Let’s just say I was feeling on top of the world. It was a lazy Saturday afternoon early this past September on the Solent - the historical straight off the south coast of England that lies between mainland United Kingdom and the Isle of Wight - and I felt right at home, styling at the helm of the new Oyster 595, freshly launched from the company’s shipyard in Wroxham.
The gleaming yacht - a word I do not freely bandy about, but this glamorous steed was far beyond your basic “sailboat” - cleaved through the light chop effortlessly, gliding upwind at 8 knots in precisely the same amount of breeze. Over the years, I’ve enjoyed many a lucky trick at many a lovely wheel, moments I’d wished could be frozen in time, and this was yet another one. This Oyster is a vessel that should, can and will taste far-reaching waters all over the globe, and do so with power and panache.

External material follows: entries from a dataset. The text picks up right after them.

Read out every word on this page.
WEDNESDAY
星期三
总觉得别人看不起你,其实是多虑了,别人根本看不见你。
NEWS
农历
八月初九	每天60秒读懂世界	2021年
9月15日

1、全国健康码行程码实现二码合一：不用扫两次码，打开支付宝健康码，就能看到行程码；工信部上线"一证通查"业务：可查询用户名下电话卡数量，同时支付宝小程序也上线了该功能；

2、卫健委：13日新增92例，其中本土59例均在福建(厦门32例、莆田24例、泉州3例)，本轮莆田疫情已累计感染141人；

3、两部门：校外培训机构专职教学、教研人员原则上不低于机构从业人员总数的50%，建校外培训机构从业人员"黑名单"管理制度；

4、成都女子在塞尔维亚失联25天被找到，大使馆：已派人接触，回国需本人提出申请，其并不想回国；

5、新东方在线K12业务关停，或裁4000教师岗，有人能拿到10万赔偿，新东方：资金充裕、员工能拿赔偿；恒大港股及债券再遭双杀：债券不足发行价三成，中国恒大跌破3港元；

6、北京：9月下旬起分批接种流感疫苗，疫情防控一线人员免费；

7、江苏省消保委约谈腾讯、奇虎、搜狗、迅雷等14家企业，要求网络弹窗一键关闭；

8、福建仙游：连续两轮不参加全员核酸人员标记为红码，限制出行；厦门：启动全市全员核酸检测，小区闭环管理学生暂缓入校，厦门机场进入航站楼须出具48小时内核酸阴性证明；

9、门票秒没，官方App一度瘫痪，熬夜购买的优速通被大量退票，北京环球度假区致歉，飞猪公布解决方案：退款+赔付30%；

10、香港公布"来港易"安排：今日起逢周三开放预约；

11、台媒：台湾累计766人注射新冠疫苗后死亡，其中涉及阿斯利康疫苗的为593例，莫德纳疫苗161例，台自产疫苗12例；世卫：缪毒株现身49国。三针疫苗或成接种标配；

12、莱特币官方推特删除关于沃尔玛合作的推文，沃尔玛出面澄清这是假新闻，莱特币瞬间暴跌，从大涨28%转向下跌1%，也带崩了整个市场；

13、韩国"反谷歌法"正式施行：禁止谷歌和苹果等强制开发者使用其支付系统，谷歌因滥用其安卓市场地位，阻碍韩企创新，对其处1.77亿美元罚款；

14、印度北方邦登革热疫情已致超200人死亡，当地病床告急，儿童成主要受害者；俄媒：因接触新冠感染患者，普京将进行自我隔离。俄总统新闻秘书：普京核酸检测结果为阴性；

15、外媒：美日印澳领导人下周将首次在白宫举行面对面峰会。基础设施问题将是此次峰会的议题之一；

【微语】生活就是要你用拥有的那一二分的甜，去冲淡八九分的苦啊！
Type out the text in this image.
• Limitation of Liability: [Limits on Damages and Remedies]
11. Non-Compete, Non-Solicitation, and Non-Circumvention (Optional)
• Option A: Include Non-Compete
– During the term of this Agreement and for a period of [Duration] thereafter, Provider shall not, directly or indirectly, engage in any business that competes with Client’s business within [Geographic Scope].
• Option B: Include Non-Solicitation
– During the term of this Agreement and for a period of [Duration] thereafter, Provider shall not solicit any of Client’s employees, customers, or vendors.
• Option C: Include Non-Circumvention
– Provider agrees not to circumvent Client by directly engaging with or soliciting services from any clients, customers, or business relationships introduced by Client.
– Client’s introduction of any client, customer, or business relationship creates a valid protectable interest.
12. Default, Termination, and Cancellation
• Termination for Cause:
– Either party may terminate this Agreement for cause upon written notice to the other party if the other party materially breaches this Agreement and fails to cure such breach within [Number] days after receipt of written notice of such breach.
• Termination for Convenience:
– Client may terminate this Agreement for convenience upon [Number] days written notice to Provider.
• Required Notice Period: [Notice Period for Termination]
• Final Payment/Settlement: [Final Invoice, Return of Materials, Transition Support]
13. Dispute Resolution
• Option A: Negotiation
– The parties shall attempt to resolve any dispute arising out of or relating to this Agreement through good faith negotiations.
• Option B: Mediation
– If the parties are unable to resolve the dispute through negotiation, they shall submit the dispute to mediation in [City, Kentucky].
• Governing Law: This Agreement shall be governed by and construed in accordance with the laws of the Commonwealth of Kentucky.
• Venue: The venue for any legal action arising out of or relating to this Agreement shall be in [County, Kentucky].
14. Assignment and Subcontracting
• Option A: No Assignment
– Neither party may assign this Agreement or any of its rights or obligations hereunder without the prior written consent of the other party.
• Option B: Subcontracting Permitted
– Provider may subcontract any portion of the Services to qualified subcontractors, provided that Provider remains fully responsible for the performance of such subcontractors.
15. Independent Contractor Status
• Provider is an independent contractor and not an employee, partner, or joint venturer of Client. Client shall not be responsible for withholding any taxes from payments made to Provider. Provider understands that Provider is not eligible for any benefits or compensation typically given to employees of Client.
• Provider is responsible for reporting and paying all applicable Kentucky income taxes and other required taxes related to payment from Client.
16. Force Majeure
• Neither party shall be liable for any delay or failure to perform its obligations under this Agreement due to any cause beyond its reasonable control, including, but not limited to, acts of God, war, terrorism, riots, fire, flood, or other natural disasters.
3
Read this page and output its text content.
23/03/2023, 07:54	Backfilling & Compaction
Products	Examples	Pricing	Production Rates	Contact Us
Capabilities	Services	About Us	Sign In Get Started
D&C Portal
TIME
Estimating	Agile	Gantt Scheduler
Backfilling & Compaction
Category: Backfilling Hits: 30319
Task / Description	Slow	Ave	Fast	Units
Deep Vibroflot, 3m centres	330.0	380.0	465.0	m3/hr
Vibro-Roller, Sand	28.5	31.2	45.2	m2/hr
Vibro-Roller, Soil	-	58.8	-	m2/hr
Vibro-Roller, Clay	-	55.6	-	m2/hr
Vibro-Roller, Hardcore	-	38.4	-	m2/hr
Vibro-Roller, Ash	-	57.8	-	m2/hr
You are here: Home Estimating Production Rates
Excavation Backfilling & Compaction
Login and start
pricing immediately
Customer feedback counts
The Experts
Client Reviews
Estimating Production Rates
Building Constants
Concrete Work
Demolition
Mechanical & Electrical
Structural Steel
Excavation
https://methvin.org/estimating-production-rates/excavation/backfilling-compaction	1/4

And frankly, it damn well should.
We’ll get this over with straightaway. For all its magnificence - and that’s the surefire correct adjective for this Rob Humphreys-designed stunner - the 595 will set back its well-heeled owners more than $3 million, which means, I might know how to drive one, but I surely will never own one. But the Oyster 595, perhaps more to the point, has a lot to say not only about contemporary, state-of-the-art, high-end production boatbuilding - and boat buying - but also the broader seascape as the marine industry slowly emerges from what is hopefully the worst of the pandemic.